The whole job takes a few days with Steam's generous rate limits.
This section briefly explains how to run the crawl on one or more t1.micro AWS instances.
First, create an Ubuntu 16.04 t1.micro instance and name it scrapy-runner-01
in your ~/.ssh/config
file:
Host scrapy-runner-01
User ubuntu
HostName <server's IP>
IdentityFile ~/.ssh/id_rsa
A hostname of this form is expected by the scrapydee.sh
helper script included in this repository.
Make sure you can connect with ssh scrappy-runner-01
.
The tool that will actually run the crawl is scrapyd running on the remote server. To set things up first install Python 3.6:
sudo add-apt-repository ppa:jonathonf/python-3.6
sudo apt update
sudo apt install python3.6 python3.6-dev virtualenv python-pip
Then, install scrapyd and the remaining requirements in a dedicated run
directory on the remote server:
mkdir run && cd run
virtualenv -p python3.6 env
. env/bin/activate
pip install scrapy scrapyd botocore smart_getenv
You can run scrapyd
from the virtual environment with
scrapyd --logfile /home/ubuntu/run/scrapyd.log &
You may wish to use something like screen to keep the process alive if you disconnect from the server.
You can issue commands to the scrapyd process running on the remote machine using a simple HTTP JSON API. First, create an egg for this project:
python setup.py bdist_egg
Copy the egg and your review url file to scrapy-runner-01
via
scp output/review_urls_01.txt scrapy-runner-01:/home/ubuntu/run/
scp dist/steam_scraper-1.0-py3.6.egg scrapy-runner-01:/home/ubuntu/run
and add it to scrapyd's job directory via
ssh -f scrapy-runner-01 'cd /home/ubuntu/run && curl http://localhost:6800/addversion.json -F project=steam -F egg=@steam_scraper-1.0-py3.6.egg'
Opening port 6800 to TCP traffic coming from your home IP would allow you to issue this command without going through SSH.
If this command doesn't work, you may need to edit scrapyd.conf
to contain
bind_address = 0.0.0.0
in the [scrapyd]
section.
This is a good time to mention that there exists a scrapyd-client project for deploying eggs to scrapyd equipped servers.
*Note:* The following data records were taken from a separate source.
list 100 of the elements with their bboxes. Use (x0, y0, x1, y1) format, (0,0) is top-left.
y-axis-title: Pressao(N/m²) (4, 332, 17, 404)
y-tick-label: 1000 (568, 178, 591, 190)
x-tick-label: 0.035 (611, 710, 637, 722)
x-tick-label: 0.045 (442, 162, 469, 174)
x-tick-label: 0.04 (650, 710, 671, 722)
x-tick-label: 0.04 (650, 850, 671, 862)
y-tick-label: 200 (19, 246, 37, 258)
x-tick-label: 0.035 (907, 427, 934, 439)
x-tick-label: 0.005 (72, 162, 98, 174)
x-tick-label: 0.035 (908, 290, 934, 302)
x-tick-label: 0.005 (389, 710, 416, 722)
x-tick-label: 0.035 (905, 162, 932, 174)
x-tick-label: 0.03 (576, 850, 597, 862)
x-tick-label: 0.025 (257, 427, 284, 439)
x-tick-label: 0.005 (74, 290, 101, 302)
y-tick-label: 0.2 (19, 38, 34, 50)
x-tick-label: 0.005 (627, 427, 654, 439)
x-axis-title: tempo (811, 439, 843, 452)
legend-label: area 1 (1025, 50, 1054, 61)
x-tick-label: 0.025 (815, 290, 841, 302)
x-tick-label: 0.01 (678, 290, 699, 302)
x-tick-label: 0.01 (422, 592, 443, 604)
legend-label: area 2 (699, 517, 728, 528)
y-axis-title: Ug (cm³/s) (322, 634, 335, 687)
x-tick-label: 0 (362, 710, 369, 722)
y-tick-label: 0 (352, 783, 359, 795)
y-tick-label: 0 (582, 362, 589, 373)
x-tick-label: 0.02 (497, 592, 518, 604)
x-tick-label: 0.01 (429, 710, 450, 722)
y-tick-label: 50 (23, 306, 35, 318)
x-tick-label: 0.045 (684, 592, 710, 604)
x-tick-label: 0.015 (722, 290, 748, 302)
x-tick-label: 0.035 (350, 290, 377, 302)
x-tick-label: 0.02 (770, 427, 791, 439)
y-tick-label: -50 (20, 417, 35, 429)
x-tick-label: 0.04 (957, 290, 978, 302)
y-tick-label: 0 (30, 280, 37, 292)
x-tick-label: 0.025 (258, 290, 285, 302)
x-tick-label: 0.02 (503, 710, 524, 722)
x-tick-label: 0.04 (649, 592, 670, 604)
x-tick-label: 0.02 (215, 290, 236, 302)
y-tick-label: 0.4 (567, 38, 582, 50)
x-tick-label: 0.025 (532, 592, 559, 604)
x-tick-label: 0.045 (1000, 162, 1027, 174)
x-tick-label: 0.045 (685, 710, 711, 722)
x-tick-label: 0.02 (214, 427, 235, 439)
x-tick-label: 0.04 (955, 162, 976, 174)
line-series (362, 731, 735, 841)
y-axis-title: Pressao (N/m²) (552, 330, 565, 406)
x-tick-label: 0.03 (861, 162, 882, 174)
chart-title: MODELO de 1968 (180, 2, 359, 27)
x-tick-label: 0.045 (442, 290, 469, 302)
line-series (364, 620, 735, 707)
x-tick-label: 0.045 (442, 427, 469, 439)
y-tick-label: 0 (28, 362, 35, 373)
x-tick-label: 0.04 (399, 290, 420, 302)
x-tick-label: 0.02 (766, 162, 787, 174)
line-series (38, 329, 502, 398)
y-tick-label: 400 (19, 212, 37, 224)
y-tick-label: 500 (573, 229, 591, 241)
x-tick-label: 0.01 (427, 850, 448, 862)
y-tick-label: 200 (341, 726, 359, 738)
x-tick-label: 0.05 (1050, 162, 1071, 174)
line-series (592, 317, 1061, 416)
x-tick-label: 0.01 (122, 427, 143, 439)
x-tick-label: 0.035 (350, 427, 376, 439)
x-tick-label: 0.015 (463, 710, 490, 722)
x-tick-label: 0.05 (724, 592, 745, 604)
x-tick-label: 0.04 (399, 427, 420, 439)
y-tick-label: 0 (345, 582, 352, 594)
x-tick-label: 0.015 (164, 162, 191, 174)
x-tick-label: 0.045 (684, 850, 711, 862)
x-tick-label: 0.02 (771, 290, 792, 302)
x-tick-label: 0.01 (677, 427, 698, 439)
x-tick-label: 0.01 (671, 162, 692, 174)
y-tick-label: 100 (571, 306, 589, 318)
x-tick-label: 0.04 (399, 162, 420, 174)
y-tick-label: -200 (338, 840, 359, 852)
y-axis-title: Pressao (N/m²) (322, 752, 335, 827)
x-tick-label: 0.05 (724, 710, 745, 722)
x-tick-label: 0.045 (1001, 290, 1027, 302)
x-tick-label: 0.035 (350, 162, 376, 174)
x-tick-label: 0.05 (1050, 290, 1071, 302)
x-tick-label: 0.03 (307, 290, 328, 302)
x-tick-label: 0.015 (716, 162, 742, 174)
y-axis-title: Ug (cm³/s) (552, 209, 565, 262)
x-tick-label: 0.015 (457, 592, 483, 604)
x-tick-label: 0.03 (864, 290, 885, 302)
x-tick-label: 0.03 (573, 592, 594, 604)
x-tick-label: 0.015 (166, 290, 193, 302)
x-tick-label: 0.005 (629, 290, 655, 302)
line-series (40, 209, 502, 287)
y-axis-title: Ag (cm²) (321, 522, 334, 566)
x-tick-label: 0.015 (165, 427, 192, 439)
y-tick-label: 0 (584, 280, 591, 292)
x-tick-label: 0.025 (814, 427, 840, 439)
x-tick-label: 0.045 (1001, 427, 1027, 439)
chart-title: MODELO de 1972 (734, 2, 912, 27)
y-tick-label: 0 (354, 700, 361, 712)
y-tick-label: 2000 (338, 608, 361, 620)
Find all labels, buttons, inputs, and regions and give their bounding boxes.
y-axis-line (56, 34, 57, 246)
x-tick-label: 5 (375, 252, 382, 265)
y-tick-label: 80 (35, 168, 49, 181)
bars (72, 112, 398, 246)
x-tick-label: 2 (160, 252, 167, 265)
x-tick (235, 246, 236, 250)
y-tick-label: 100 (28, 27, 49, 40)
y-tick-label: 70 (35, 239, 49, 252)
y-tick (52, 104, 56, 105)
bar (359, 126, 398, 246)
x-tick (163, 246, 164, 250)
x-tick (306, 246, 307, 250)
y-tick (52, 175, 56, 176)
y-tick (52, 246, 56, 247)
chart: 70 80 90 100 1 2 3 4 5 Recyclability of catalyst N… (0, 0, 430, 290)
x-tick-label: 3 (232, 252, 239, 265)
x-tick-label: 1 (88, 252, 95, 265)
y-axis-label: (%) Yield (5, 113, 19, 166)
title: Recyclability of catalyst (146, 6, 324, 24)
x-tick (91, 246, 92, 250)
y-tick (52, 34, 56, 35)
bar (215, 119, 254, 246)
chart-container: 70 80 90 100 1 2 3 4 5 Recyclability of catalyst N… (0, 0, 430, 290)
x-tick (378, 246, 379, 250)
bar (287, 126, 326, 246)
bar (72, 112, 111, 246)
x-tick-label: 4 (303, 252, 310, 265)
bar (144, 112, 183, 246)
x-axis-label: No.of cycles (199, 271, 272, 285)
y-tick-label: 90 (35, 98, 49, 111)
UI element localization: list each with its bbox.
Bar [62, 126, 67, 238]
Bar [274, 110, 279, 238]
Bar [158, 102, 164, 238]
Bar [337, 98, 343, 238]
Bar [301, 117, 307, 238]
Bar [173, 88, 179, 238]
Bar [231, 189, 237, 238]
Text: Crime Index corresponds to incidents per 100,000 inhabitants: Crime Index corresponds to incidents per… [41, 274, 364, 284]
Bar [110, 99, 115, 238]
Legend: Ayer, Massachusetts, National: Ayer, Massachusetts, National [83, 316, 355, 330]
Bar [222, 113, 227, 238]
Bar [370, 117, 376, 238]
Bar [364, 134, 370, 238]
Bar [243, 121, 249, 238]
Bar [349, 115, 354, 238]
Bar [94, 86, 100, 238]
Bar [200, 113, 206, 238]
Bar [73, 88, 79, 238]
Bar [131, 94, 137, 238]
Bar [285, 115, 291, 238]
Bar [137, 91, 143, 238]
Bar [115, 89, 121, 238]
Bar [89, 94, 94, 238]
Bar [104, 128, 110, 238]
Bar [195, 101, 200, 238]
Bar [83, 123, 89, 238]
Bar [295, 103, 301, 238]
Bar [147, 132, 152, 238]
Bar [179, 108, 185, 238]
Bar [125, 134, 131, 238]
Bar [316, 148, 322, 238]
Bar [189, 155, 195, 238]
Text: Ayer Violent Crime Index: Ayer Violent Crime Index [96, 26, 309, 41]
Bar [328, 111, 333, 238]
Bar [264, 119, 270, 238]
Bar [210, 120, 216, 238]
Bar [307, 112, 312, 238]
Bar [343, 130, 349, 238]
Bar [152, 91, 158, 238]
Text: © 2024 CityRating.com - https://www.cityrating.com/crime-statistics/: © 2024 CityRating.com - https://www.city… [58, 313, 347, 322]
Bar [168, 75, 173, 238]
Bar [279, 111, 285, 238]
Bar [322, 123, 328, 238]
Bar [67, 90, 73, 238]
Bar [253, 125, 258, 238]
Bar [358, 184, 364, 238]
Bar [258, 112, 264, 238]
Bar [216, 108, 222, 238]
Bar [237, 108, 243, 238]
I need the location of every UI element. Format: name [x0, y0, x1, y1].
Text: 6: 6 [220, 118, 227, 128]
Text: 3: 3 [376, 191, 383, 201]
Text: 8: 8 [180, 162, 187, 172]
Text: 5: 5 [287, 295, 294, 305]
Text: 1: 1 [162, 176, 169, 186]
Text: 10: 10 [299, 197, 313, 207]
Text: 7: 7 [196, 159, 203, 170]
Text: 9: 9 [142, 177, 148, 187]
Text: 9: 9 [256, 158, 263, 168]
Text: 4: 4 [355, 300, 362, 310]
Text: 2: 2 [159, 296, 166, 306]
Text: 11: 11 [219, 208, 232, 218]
I chose not to use it because it doesn't know about servers already set up in ~/.ssh/config
and so requires repetitive configuration.
Finally, start the job with something like
ssh scrapy-runner-01 'curl http://localhost:6800/schedule.json -d project=steam -d spider=reviews -d url_file="/home/ubuntu/run/review_urls_01.txt" -d jobid=part_01 -d setting=FEED_URI="s3://'$STEAM_S3_BUCKET'/%(name)s/part_01/%(time)s.jl" -d setting=AWS_ACCESS_KEY_ID='$AWS_ACCESS_KEY_ID' -d setting=AWS_SECRET_ACCESS_KEY='$AWS_SECRET_ACCESS_KEY' -d setting=LOG_LEVEL=INFO'
This command assumes you have set up an S3 bucket and the AWS_ACCESS_KEY_ID
and AWS_SECRET_ACCESS_KEY
environment variables.
It should be pretty easy to customize it for non-S3 output, however.
The scrapydee.sh
helper script included in the scripts
directory of this repository has some shortcuts for issuing commands to scrapyd-equipped servers with hostnames of the form scrapy-runner-01
.
For example, the command
./scripts/scrapydee.sh status 1
# Executing status()...
# On server(s): 1.
will run the status()
function defined in scrapydee.sh
on scrapy-runner-01
.
See that file for more command examples.
You can also run each of the included commands on multiple servers:
First, change the all()
function within scrapydee.sh
to match the number of servers you have configured.
Then, issue a command such as
./scripts/scrapydee.sh status all
The output is a bit messy, but it's a quick and easy way to run this job.